On pourrait légitimement demander à nos amis grands-bretons : à quoi diable peut bien servir un grenadier du régiment des Grenadier Guards ? Leur tâche consiste essentiellement, aujourd’hui, à garder Buckingham Palace, la royale résidence que l’on sait, ainsi que Saint-James’s Palace où sa gracieuse majesté loge sa descendance
, principalement ses petits-enfants et, notamment, la progéniture de Charles et Andrew. Autant dire la menace d’un danger extérieur ou intérieur est mince, le péril majeur ne pouvant venir que des paparazzi qui travaillent pour le tristement célèbre Rupert Murdoch et ses navrants tabloïdes. Le corps des Grenadier Guards n’a pas toujours été affecté à des tâches si peu exaltantes.
Créé à la fin du 17ème siècle, le régiment des Grenadier Guards fait partie intégrante de l’armée britannique et a joué un rôle important pendant la colonisation, la première guerre mondiale, puis la seconde où ses blindés ont suivi les troupes du débarquement le 6 juin 1944. Après 1945, il est redevenu un simple régiment d’infanterie voué à des tâches d’apparat, pour satisfaire les touristes, qui, entre autres, se massent devant les grilles de Buckingham. Est-ce la nostalgie de ce passé actif ou un moment de folie qui a poussé le grenadier qui était le planton de service le 28 août à donner un véritable spectacle ? Ou peut-être avait-il lu ou relu The Loneliness of the Long Distance Runner, chef d’œuvre de feu Alan Sillitoe, ensemble de nouvelles littéraires passionnantes dont le point commun est le défi permanent à l’autorité ?

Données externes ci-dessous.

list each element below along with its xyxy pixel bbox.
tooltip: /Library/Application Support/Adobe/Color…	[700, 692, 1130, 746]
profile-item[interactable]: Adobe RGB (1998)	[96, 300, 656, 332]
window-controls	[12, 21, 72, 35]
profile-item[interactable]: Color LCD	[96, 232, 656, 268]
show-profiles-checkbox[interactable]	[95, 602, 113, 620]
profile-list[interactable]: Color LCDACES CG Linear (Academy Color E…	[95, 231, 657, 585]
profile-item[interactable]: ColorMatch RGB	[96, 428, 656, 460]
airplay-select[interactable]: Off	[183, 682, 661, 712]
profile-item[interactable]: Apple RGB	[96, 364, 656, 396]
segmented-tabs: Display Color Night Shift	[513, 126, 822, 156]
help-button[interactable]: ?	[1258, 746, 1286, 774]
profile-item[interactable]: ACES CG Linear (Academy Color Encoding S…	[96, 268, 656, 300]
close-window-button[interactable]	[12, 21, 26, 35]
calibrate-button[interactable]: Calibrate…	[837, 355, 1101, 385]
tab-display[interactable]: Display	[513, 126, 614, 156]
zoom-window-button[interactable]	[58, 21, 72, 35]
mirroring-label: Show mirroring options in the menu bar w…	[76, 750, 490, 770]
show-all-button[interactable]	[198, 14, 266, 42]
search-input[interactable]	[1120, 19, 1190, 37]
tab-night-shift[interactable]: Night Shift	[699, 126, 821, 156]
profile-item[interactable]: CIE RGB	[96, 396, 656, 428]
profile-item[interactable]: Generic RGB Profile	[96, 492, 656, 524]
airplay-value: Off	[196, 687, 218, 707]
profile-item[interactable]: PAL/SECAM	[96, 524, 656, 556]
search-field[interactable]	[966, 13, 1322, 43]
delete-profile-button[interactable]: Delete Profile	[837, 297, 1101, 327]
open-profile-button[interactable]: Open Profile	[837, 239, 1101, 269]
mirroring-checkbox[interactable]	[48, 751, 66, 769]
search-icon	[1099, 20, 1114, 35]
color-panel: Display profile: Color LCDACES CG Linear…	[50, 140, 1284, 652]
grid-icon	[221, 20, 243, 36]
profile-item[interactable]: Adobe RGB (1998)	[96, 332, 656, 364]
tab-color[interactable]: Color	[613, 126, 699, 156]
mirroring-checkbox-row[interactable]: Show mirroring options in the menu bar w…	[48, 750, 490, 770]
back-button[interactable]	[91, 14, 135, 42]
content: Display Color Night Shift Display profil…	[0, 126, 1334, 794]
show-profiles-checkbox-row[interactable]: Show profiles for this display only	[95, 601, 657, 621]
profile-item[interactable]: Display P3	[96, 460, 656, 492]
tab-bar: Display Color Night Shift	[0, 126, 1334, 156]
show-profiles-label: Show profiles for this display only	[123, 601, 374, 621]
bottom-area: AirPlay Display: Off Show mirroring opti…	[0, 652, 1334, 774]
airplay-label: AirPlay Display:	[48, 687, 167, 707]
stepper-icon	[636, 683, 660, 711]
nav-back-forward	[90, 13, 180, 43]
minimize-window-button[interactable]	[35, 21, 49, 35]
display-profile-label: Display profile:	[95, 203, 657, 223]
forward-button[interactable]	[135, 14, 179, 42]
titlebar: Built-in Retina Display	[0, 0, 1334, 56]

Toujours est-il que le grenadier a accommodé ses va-et-vient de ralentis, d’arrêts, de rythme à la Charlie Chaplin pour terminer en tournant sur lui-même, des pirouettes dignes d’une opérette d’Offenbach, selon le New York Times qui a relaté l’affaire avec un certain délice, en constatant que le décorum avait été jeté aux orties, mêlé d’une certaine ironie vis-à-vis de la monarchie. En revanche le ministre de la défense, le conservateur Philip Hammond, n’a pas du tout trouvé la plaisanterie à son goût et a évoqué des sanctions appropriées, comme le relate le Telegraph. Rappelons, pour modérer les martiales et vengeresses pensées du dit Hammond, d’une part que la vidéo postée sur le net a eu un gros succès, d’autre part un individu du nom de Anthony Blair, premier ministre de son état et qui n’est ni grenadier ni horse guard, a, par ses pirouettes face à l’opinion publique en mars 2003 et l’adoption des mensonges de George Bush Junior sur les présumées armes de destructions massives de Saddam Hussein, engagé l’armée britannique en Irak, engagement qui a coûté la vie à 179 soldats. A ce jour, nul n’a entendu parler de sanctions à l’égard de Blair, ce qui devrait permettre de relativiser les velléités de comédien d’un grenadier.